4. Other people’s achievements provide me with a great deal of pleasure. Seeing my boys – Hugo Quinteiro and Carlos Daniel – winning their class was something that genuinely made my week. I saw these guys’ first competitive lifts and now they are world class athletes. What can be greater than this? But it’s a different perspective that I have on my own performance: I truly want them to win, break records, etc. I’m not just satisfied with an elegant performance. I guess I’d be frustrated with a bomb-out. What does that mean? Probably that, by now, I’m more of a coach than an athlete.
5. Role models matter more than champions for me. I noticed I actually got more excited about some lifters’ achievements than others. Plotting them down on a spreadsheet, what they had in common for me, subjectively, was moral approval. I approve of their attitude and general behavior. While I care for all lifters under my responsibility, I can’t bring myself to get emotionally engaged in the performance of anyone I don’t admire or at least highly approve of. I am 100% indifferent to those I understand are cheating or trying to; I am almost indifferent to highly self-centered ones.
I ended up with a compromise solution: I do my part. I will continue to be the good, fair, “hard-ass strict judge” I am known to be, I will help educate other judges and lifters, I will lift where I like and feel powerlifting is treated with minimal respect and that’s it.
World-wide, the factors that contribute to the moral bankruptcy of sports in general and powerlifting in particular are way beyond my power to even scratch them.
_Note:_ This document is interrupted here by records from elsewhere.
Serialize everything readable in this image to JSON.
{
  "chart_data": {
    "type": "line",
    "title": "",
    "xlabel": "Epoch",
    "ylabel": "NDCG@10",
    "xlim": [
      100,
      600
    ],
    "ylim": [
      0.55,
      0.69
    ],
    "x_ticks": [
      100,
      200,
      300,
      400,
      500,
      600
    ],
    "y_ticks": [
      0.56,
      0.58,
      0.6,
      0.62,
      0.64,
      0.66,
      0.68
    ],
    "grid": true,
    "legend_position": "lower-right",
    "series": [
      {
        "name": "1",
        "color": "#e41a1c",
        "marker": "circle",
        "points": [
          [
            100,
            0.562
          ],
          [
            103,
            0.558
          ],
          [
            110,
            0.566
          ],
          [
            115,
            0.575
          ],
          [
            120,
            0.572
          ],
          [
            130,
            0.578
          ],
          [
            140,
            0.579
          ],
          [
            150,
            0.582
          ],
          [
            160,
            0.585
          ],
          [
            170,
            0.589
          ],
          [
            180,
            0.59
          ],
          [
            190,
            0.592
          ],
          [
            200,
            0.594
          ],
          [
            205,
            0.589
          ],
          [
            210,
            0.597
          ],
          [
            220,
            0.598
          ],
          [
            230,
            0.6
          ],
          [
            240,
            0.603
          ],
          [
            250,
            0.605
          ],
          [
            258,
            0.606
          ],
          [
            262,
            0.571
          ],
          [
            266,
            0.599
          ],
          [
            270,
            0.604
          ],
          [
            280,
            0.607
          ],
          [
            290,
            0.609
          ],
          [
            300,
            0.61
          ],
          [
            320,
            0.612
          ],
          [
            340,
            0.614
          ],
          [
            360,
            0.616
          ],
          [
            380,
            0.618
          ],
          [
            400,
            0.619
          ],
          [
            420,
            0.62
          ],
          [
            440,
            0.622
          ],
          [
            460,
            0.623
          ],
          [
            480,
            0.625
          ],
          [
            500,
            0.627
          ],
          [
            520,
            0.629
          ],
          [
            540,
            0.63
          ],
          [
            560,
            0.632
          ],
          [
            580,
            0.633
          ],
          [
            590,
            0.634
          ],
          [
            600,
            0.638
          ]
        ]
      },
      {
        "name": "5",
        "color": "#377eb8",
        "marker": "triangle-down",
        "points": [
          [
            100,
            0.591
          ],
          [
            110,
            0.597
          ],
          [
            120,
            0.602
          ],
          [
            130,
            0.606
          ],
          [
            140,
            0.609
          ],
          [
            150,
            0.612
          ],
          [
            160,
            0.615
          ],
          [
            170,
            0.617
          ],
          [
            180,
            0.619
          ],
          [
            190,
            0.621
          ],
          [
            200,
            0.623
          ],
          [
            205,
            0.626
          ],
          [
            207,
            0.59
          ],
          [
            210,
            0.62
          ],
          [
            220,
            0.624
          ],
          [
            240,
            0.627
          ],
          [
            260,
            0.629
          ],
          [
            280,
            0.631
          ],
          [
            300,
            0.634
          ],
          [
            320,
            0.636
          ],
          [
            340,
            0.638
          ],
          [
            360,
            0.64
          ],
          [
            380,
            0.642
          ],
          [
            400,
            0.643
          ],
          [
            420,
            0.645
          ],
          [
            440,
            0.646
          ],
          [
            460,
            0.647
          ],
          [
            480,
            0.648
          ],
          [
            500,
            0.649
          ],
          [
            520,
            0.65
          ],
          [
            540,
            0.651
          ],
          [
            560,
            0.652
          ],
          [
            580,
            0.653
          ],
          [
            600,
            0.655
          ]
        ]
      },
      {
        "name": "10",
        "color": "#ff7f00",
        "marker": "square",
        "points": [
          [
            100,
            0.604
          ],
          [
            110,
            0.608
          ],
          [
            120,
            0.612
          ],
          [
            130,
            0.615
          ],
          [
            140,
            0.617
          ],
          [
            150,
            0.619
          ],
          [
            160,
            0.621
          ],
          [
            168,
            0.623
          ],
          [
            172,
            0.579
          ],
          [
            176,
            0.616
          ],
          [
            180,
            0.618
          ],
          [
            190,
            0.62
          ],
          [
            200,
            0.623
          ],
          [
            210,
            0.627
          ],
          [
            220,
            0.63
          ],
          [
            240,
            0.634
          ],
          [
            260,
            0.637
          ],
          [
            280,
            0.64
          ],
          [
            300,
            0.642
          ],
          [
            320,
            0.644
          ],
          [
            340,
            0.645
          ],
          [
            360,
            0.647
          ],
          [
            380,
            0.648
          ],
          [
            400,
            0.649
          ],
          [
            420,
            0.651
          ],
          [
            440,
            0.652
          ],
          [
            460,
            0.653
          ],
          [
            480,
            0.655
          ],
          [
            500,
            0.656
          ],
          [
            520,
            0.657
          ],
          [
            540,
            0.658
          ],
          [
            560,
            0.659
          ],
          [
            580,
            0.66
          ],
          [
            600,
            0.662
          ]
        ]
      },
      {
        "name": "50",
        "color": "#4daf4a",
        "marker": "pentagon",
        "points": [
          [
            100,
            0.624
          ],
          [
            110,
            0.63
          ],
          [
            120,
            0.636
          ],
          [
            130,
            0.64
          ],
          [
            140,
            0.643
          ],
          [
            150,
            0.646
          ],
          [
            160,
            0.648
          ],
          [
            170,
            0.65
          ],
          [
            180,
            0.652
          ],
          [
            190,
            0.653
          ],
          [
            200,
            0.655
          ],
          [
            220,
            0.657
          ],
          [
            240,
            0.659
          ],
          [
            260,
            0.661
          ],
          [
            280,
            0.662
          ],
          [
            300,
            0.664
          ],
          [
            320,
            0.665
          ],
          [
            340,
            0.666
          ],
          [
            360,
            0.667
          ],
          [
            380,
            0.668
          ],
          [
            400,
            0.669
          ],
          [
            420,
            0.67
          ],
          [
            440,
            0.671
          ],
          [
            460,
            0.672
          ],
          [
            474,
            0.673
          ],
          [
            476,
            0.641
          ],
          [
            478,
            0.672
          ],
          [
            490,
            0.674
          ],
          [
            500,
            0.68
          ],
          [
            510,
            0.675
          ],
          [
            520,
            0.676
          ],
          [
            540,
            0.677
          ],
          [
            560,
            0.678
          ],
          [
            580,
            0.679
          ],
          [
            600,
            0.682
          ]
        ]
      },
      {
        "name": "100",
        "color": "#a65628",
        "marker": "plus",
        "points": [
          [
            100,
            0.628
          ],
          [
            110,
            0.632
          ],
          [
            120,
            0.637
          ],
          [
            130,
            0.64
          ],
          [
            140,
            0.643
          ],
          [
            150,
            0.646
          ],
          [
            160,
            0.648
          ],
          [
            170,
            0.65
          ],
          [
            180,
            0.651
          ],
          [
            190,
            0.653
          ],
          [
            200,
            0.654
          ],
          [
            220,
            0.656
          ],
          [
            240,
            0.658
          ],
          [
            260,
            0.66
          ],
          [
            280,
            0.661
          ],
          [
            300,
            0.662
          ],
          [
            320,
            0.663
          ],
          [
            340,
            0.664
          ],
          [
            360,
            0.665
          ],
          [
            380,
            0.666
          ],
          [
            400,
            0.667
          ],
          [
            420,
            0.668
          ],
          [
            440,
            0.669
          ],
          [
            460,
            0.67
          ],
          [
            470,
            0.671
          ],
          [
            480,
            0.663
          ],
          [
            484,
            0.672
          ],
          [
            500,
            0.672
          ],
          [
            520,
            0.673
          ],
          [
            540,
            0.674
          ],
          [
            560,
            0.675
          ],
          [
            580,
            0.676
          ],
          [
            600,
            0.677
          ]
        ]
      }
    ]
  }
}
There are psycho-social factors related to perversions of the motivational architecture, there are economic factors linking small players to organized crime, there is no accountability and there is an Ostrich Syndrome among those who could care. My part also includes passive resistance. I’ll just sit and refuse to play any role in promoting delinquency. I found out this is almost dangerous, almost transgressive. Not “liking” delinquent micro-celebrities on the web is just too strange, but it’s what I do. I don’t care how awesome the Instagram picture is, how many tons he or she claims to have lifted or how many millions of followers he or she has. To the best of my ability, I will act as if they don’t exist and I will stir, whenever I can, young minds away from them.
There is a little pleasure, though, in knowing that, in ten years, most of the disgraceful names of today will be wiped out of History. History is written by people and people are non-neutral observers. It is people like me – the analysts, writers and commentators – who create historical record. Each one chooses their perspective. Mine is this. I will write about role models. The others will contribute numerical data to my statistical analysis with their lifts. I’ll keep ignoring their names.